Chaikovskoye (Чайковское) is part of the Moskovsky District of Kaliningrad, Russia. It was formerly known by its German language name Kalgen as first a suburb of and then a quarter of Königsberg, Germany.

==History==

In the January 1262 Battle of Kalgen during the Great Prussian Uprising, a Sambian army ambushed the crusading forces of William IV, Count of Jülich, and Engelbert I, Count of the Mark, near Kalgen. The German crusaders were able to defeat the Sambians with the assistance of Königsberg Castle's garrison of Teutonic Knights. After William and Engelbert returned home, however, the Sambians resumed the Siege of Königsberg.

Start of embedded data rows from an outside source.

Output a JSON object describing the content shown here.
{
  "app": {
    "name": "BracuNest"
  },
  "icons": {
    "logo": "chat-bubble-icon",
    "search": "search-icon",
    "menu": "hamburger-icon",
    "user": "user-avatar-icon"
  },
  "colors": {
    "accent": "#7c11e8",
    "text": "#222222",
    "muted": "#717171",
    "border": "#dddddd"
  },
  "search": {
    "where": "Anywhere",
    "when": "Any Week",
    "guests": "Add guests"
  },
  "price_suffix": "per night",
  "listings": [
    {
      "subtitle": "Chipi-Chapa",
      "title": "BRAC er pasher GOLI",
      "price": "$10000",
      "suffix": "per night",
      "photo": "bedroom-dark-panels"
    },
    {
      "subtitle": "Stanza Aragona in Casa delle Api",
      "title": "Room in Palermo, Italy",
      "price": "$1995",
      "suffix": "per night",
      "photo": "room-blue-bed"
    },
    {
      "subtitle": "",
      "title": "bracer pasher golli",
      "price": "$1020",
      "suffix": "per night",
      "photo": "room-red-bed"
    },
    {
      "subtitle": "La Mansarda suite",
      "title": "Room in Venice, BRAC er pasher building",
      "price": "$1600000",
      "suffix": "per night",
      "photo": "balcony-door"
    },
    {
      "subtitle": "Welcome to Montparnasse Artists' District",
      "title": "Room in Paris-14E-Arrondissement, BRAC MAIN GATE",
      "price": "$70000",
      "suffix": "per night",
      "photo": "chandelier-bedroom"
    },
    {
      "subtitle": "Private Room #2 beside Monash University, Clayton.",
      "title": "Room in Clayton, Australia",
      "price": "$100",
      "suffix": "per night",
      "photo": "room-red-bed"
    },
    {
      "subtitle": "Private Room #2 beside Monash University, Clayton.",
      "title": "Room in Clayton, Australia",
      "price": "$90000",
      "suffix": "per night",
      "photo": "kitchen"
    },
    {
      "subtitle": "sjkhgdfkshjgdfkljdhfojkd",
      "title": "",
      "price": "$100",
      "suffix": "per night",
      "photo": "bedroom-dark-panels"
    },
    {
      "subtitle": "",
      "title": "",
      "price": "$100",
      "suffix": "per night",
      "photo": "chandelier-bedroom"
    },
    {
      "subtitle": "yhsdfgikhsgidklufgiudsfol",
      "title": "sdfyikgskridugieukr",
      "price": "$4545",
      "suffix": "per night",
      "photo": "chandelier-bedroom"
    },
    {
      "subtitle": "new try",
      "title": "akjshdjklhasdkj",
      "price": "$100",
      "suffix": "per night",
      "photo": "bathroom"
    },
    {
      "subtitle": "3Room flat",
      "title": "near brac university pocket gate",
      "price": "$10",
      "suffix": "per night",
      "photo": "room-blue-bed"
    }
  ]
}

The villages was documented as Sclunien in 1326, Calyen in 1419, Kalgyn in 1491, and Gallien in 1522. Its name was of Old Prussian origin.

On 9 April 1522 Grand Master Albert granted Kalgen to Paul Militisch of Kneiphof, who had served as secretary to the grand master since 1514. The estate of Kalgen later belonged to the Sacksen family.

The chaussee from Königsberg to Kalgen began in 1816 and became part of the road toward Berlin.

The fort VIII König Friedrich Wilhelm IV, named in 1894, was built near Kalgen as part of the new Königsberg fortifications constructed from 1872-94. Kalgen was incorporated into the city of Königsberg in April 1939. Neighboring quarters were Haffstrom to the west, Prappeln to the east, and Spandienen to the northeast. Königsberg was transferred from Germany to the Soviet Union in 1945 and subsequently renamed Kaliningrad.